- Poster
- Directed by: SVN Vara Prasad
- Written by: SVN Vara Prasad
- Produced by: N Surya Prakasa Rao
- Starring: Uday Kiran Richa Pallod
- Cinematography: Sarath Sameer Reddy
- Edited by: Shankar
- Music by: R. P. Patnaik
- Production company: SP Creations
- Release date: 30 August 2002;
- Running time: 133 minutes
- Country: India
- Language: Telugu

= Holi (2002 film) =

2002 Telugu film

Holi is a 2002 Indian Telugu-language romantic drama film written and directed by SVN Vara Prasad. It stars Uday Kiran and Richa Pallod in the lead roles.

== Plot ==
Kiran works at a software firm and lives with his supportive family, including his parents, brother, and sister-in-law, who strongly believe in the idea of love marriage. Inspired by their experiences, Kiran begins to see love marriage as an ideal. Meanwhile, Sandhya, whose full name is Akhilandeswari Sandhya Kumari, joins the same software firm. Kiran quickly falls in love with her and confides in his family, who enthusiastically support his feelings. Encouraged by their advice, he expresses his love to Sandhya during a Holi celebration in her village, Madanapalle. However, Sandhya, who does not believe in love before marriage, rejects his proposal, leading to a rift between them.

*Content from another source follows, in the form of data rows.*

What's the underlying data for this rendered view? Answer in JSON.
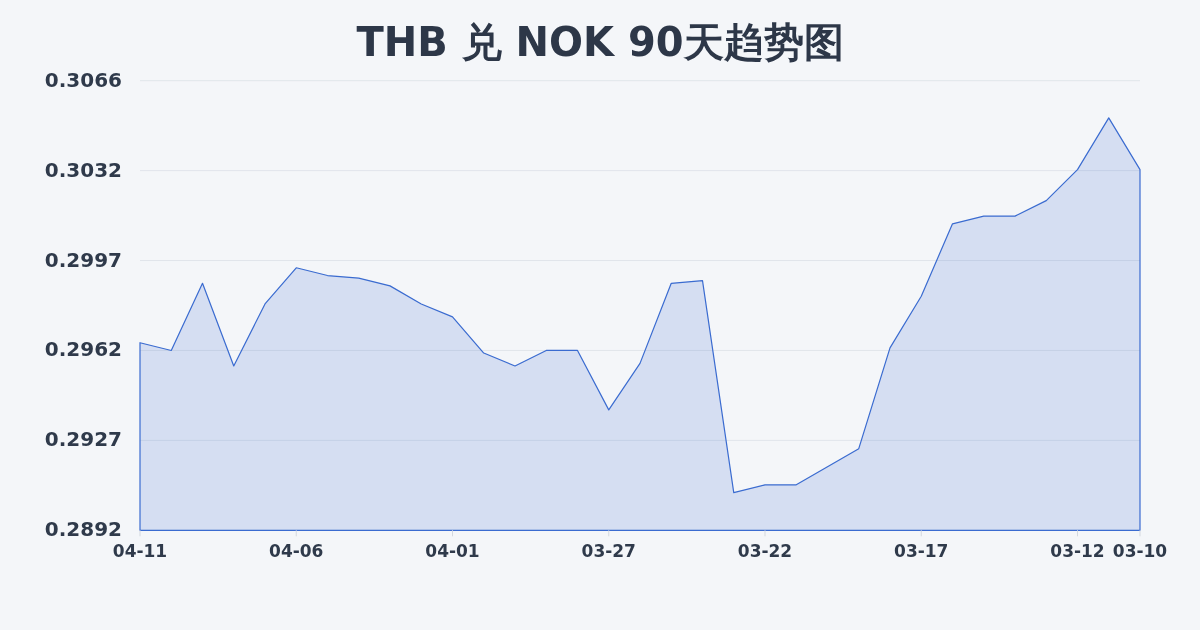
{
  "chart_data": {
    "type": "area",
    "title": "THB 兑 NOK 90天趋势图",
    "x": [
      "--04-11",
      "--04-10",
      "--04-09",
      "--04-08",
      "--04-07",
      "--04-06",
      "--04-05",
      "--04-04",
      "--04-03",
      "--04-02",
      "--04-01",
      "--03-31",
      "--03-30",
      "--03-29",
      "--03-28",
      "--03-27",
      "--03-26",
      "--03-25",
      "--03-24",
      "--03-23",
      "--03-22",
      "--03-21",
      "--03-20",
      "--03-19",
      "--03-18",
      "--03-17",
      "--03-16",
      "--03-15",
      "--03-14",
      "--03-13",
      "--03-12",
      "--03-11",
      "--03-10"
    ],
    "values": [
      0.2965,
      0.2962,
      0.2988,
      0.2956,
      0.298,
      0.2994,
      0.2991,
      0.299,
      0.2987,
      0.298,
      0.2975,
      0.2961,
      0.2956,
      0.2962,
      0.2962,
      0.2939,
      0.2957,
      0.2988,
      0.2989,
      0.2907,
      0.291,
      0.291,
      0.2917,
      0.2924,
      0.2963,
      0.2983,
      0.3011,
      0.3014,
      0.3014,
      0.302,
      0.3032,
      0.3052,
      0.3032
    ],
    "color": "#3a6bd0",
    "xlim": [
      "--04-11",
      "--03-10"
    ],
    "xticks": [
      {
        "value": "--04-11",
        "label": "04-11"
      },
      {
        "value": "--04-06",
        "label": "04-06"
      },
      {
        "value": "--04-01",
        "label": "04-01"
      },
      {
        "value": "--03-27",
        "label": "03-27"
      },
      {
        "value": "--03-22",
        "label": "03-22"
      },
      {
        "value": "--03-17",
        "label": "03-17"
      },
      {
        "value": "--03-12",
        "label": "03-12"
      },
      {
        "value": "--03-10",
        "label": "03-10"
      }
    ],
    "ylim": [
      0.28924,
      0.30664
    ],
    "yticks": [
      {
        "value": 0.28924,
        "label": "0.2892"
      },
      {
        "value": 0.29272,
        "label": "0.2927"
      },
      {
        "value": 0.2962,
        "label": "0.2962"
      },
      {
        "value": 0.29968,
        "label": "0.2997"
      },
      {
        "value": 0.30316,
        "label": "0.3032"
      },
      {
        "value": 0.30664,
        "label": "0.3066"
      }
    ],
    "grid": "y"
  }
}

As the story unfolds, Sandhya gradually develops feelings for Kiran. Complications arise when her marriage is arranged with someone else. The rest of the narrative follows Kiran's efforts to win her love and overcome the challenges posed by the impending marriage, ultimately leading to their union.

== Cast ==

- Uday Kiran as Kiran
- Richa Pallod as Sandhya / "Chinni"
- Brahmanandam as Ramakrishna
- Sunil as Raja
- L. B. Sriram as Sriram
- Banerjee chalapathi rao's friend
- Sudha as Lakshmi, sandhya's mother
- Chalapati Rao as Krishnam Raju, Sandhya's father
- Jaya Prakash Reddy as JP a.k.a. Jayaprakash, Vasanthi's father
- Giri Babu as Rama Chandra Murthy
- Chandra Mohan as Rama Chandrayya, Kiran's father
- Rajashree as Vasanthi, Kiran’s sister-in-law
- Sri Lakshmi
- Swetha
- Sumeet
- Kavithaas kiran's mother
- Raghu Kunche as Sekhar
- Rashmi Gautam as Shalu
- Mink Brar in the item number "Chamak Cham"

== Soundtrack ==
In an audio review, Sreya Sunil wrote that "RP Patnaik comes out with some impressive, some average to above average songs".

| No. | Title | Singer(s) | Length |
|---|---|---|---|
| 1. | "Ounani" | R. P. Patnaik |  |
| 2. | "Priyathama" | S. P. Balasubrahmanyam, K. S. Chithra |  |
| 3. | "Aadapillalu" | KK, Kavita Krishnamurthy |  |
| 4. | "O Cheliya" | KK, Sadhana Sargam |  |
| 5. | "Nee Manasu" | R. P. Patnaik, Sadhana Sargam |  |
| 6. | "Chamaku Chamak" | Suneeta Rao |  |
| 7. | "Life is Beautiful" | Uday Kiran, Anoop |  |
| 8. | "Chinthamani" | R. P. Patnaik, Sunil |  |

== Reception ==
The film was released to mixed reviews although the songs were praised. Jeevi of Idlebrain.com gave the film three and a half of five stars and praised the performances of the new age concept, lead actors, the songs, and the cinematography. Gudipoodi Srihari of The Hindu wrote, "This is another love story, but for a change deals with responsible love and happy ending". A critic for Telugucinema.com called Holi "an average-to-hit scale movie with so-so comedy and okay songs, mixed with neat cinematography in scenic locations. The movie can be a hit, or a good hit, because of the fact that the movie is a bit different from other movies of the same 'youthful love stories' genre".